Гимн, раскрывшиися в оттепель

Полвека назад 17 сентября 1955 года ЦК КПБ принял постановление «О Государственном гимне Белорусской ССР», а затем 24 сентября Президиум Верховного Совета республики утвердил его текст и музыку.
Полвека назад 17 сентября 1955 года ЦК КПБ принял постановление «О Государственном гимне Белорусской ССР», а затем 24 сентября Президиум Верховного Совета республики утвердил его текст и музыку. С 1 октября по республиканскому радио впервые в этом качестве зазвучала песня Нестора Соколовского на стихи Михаила Климковича «Мы — белорусы». Собственно, премьерно–музыкального открытия не произошло, потому что прежде песня уже исполнялась в концертах, транслировалась по радио.

А что происходило в годы, предшествующие утверждению гимна?..

Национальный колорит

Если бы притчевого характера история о белорусском гимне пришла к нам со стороны, то мы бы, естественно, сочли подобное неуместным. Но гимн этот — НАШ. Поэтому отваживаемся позволить себе некоторую «свойскость» суждений. А общие факты истории создания государственных гимнов республик Советского Союза таковы, что жанр документальной притчи напрашивается сам. Сюжетный ход известный: как в одинаковых ситуациях поступают представители разных народов. Итак, повествуем.

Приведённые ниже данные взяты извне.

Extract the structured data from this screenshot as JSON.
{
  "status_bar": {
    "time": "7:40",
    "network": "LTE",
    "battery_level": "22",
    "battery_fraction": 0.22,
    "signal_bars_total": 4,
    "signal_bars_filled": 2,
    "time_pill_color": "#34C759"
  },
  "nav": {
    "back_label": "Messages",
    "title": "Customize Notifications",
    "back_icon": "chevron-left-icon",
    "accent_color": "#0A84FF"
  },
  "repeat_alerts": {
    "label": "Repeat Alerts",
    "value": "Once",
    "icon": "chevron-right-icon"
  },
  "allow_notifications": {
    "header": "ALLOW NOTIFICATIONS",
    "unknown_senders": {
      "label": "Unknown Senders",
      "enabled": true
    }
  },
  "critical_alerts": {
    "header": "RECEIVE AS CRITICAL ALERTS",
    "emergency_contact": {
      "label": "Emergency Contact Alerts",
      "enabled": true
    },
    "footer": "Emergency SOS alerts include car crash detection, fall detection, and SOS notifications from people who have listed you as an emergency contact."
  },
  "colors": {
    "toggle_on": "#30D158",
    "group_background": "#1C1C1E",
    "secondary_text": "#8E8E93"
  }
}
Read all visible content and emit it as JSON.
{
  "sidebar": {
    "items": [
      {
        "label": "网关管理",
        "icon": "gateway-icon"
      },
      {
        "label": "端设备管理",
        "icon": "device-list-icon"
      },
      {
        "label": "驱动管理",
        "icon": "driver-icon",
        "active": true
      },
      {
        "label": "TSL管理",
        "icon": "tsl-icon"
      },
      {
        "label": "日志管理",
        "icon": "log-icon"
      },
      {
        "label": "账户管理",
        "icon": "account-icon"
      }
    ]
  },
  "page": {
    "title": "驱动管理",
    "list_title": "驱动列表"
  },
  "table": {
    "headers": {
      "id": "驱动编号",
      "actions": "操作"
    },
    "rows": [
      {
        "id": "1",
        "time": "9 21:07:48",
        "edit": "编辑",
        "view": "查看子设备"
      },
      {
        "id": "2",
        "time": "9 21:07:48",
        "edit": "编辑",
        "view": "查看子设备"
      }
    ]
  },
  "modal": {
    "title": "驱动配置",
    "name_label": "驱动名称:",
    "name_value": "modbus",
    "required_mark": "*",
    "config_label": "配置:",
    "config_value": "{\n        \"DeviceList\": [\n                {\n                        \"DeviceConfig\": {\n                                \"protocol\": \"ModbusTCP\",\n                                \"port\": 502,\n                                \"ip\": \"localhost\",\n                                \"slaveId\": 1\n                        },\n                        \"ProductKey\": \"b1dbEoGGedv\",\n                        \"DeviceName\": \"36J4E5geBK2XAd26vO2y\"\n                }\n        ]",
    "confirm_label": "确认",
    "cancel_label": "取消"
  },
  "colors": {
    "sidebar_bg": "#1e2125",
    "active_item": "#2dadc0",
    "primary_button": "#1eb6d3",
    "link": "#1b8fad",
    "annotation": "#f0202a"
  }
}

Когда на победном исходе войны из Москвы было спущено циркулярное указание срочно написать в республиках национальные гимны с заданными смысловыми элементами (Ленин, Сталин, Партия, братский союз под началом Великой России, победа над врагами, грядущий коммунизм), то на местах закипела работа.

Дисциплинированные эстонцы в лице Густава Эрнесакса и Йоханнеса Семпера взялись тогда же 1944 году за дело и представили гимн Эстонской ССР.

Мудро–аккуратные казахи завершили в 1945–м свой конкурс и дружно проголосовали за гимн композитора Мукана Тулебаева на стихи Каюма Мухамедханова (музыка эта звучит по сей день).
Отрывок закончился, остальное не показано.